Having depression need only affect your pregnancy if you are taking medication for your condition. This is because some anti-depressants can harm an unborn baby. You should see your GP who can review your medication and change it if necessary.

If your depression is mild, your GP may recommend a break from your medication while you are pregnant. However, do not stop taking anti-depressants unless you are advised to do so by a healthcare professional.

If your depression is severe, your GP can refer you to a psychiatrist (a mental health specialist) who can assess your condition and medication.

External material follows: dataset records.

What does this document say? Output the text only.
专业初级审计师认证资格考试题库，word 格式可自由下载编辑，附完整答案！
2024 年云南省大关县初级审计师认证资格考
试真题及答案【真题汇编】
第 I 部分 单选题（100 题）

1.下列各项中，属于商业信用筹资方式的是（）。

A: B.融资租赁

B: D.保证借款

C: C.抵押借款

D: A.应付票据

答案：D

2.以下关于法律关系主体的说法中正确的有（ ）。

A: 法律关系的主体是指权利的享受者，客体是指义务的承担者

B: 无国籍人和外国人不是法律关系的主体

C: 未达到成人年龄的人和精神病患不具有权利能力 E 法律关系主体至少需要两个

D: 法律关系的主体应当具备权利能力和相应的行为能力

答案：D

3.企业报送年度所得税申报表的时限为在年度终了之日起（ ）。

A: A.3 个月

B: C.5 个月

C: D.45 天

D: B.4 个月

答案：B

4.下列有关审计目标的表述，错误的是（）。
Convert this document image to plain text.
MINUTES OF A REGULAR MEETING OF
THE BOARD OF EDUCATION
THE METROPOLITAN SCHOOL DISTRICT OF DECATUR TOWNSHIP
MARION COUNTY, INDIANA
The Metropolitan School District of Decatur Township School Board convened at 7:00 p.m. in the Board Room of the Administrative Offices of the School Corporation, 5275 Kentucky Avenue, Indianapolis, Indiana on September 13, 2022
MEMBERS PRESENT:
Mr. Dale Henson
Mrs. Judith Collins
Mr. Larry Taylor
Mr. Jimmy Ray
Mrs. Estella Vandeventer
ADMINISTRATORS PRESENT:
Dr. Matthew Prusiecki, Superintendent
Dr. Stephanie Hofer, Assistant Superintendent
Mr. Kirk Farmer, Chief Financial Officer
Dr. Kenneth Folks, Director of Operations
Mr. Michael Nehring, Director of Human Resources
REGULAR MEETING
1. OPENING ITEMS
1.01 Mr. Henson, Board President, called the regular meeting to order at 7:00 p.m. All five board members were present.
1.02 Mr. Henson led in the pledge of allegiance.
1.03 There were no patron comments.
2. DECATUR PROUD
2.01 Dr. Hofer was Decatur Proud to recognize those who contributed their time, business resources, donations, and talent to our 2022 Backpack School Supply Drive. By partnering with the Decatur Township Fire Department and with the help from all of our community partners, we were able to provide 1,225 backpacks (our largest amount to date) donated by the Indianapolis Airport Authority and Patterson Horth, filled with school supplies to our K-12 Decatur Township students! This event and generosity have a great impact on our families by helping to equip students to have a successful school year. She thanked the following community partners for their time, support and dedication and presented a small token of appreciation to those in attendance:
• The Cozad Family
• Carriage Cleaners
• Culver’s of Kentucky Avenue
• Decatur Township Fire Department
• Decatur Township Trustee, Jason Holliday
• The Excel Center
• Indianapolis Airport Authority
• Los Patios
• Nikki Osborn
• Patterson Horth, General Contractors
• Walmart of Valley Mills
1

Bi-polar disorder and schizophrenia

If you have bi-polar disorder or schizophrenia, your GP will refer you to a psychiatrist who can assess your condition and any medication you are taking. You should continue to use contraception until this assessment is complete, and do not stop taking your medication unless you are advised to do so.

Some women with bi-polar disorder may be taking antiepileptic medication for their condition. If this is the case, you have a higher risk of having a baby with a neural tube defect (NTD), such as spina bifida, and you will need to take 5mg of folic acid supplements daily, until the 12th week of pregnancy.

Certain medications that are used to treat bipolar disorder can affect whether a woman is able to breastfeed her baby.

It is important to seek advice from your GP, who can assess your condition and medication throughout your pregnancy and postnatal period.